Further analysis revealed 3 diagnostic clues for surgical site infections among the patients with sustained fevers:

  • Continuous fever (rather than cyclic or intermittent)
  • Levels of C-reactive protein (CRP) >4 mg/dL after POD 7
  • Increasing or stationary patterns of CRP level and neutrophil differential

In addition, the authors found that CRP levels >4 mg/dL between PODs 7 and 10 had much greater sensitivity for discriminating surgical site infection than gadolinium-enhanced magnetic resonance imaging data obtained within 1 month of the surgical procedure.

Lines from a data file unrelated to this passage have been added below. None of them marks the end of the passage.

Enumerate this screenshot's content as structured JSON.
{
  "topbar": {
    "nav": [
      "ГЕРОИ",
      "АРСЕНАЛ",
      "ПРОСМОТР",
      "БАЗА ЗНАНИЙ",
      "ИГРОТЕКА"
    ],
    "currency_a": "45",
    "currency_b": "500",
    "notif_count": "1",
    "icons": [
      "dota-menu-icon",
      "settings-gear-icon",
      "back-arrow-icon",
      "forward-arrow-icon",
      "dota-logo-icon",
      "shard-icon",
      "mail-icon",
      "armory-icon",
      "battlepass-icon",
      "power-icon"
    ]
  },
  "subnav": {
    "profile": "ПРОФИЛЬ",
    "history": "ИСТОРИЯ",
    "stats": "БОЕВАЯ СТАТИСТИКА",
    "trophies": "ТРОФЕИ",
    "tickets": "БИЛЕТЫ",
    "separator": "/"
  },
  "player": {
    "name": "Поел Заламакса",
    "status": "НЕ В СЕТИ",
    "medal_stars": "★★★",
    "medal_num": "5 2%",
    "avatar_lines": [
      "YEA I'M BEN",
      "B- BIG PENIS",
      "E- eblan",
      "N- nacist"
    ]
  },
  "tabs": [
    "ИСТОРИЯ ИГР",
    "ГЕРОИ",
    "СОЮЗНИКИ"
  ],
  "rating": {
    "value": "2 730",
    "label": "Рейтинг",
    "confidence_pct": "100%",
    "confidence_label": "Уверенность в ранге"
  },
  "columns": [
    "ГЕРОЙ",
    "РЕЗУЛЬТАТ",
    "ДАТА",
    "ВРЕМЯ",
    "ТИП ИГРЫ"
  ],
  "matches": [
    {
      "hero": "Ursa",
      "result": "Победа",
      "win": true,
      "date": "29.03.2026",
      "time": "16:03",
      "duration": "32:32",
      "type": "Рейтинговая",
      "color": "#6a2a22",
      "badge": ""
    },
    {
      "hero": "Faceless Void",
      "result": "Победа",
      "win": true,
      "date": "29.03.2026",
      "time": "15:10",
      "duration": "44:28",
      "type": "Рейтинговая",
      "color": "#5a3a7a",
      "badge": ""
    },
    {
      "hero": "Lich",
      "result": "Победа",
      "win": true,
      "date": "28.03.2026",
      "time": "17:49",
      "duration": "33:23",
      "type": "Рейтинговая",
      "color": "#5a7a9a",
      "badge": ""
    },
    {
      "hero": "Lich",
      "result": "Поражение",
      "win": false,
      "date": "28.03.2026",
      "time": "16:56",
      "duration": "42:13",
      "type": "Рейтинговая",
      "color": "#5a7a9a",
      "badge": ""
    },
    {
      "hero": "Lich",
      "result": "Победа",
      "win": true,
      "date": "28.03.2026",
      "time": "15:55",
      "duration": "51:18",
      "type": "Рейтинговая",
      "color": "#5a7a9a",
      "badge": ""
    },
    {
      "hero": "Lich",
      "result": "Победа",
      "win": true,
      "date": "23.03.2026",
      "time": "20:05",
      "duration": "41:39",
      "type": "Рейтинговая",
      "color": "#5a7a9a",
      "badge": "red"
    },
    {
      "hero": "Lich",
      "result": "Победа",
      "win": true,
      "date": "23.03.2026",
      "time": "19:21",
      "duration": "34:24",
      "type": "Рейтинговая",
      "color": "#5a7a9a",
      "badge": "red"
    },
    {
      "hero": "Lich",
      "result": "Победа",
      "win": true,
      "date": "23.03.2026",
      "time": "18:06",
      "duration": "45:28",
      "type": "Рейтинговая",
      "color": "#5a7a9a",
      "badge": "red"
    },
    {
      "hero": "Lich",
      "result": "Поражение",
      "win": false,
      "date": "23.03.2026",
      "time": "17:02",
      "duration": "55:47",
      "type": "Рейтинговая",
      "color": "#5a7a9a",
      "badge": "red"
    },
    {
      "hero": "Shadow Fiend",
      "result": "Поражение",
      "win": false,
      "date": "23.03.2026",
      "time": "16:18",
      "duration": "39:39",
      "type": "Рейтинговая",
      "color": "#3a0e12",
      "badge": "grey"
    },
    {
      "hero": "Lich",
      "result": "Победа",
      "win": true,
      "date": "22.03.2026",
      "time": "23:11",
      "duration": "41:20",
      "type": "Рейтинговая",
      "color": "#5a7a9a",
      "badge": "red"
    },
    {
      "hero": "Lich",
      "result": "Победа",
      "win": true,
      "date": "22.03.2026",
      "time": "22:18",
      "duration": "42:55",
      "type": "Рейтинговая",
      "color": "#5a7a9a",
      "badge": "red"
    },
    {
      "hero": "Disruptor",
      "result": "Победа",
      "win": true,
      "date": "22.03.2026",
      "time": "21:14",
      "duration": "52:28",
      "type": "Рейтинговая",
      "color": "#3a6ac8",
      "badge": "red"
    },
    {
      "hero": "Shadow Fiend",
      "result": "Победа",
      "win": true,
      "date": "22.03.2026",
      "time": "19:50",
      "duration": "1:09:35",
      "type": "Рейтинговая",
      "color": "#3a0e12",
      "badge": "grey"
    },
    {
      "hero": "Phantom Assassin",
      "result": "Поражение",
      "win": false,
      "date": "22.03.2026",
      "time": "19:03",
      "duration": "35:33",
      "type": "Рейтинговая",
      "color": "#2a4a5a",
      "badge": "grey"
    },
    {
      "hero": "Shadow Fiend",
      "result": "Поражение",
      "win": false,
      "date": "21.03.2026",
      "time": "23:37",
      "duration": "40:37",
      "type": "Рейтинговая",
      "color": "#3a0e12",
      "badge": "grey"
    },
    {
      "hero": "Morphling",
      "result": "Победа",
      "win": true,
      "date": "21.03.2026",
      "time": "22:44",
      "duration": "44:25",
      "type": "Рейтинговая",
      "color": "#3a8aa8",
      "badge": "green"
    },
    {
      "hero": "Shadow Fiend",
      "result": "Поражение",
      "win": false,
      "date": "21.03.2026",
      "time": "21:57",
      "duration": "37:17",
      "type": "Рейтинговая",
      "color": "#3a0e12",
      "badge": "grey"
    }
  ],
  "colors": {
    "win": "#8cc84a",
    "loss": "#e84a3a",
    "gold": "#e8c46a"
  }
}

Although a vast majority (87%) of patients with sustained postoperative fevers in this study did not develop an infection, persistent fever after spine instrumentation surgery is something to be mindful of. The authors describe their findings as “tentative” and advise readers to interpret them with caution. Those caveats notwithstanding, I consider this information to be valuable because it might help prevent delays in the diagnosis of a potentially serious perioperative complication.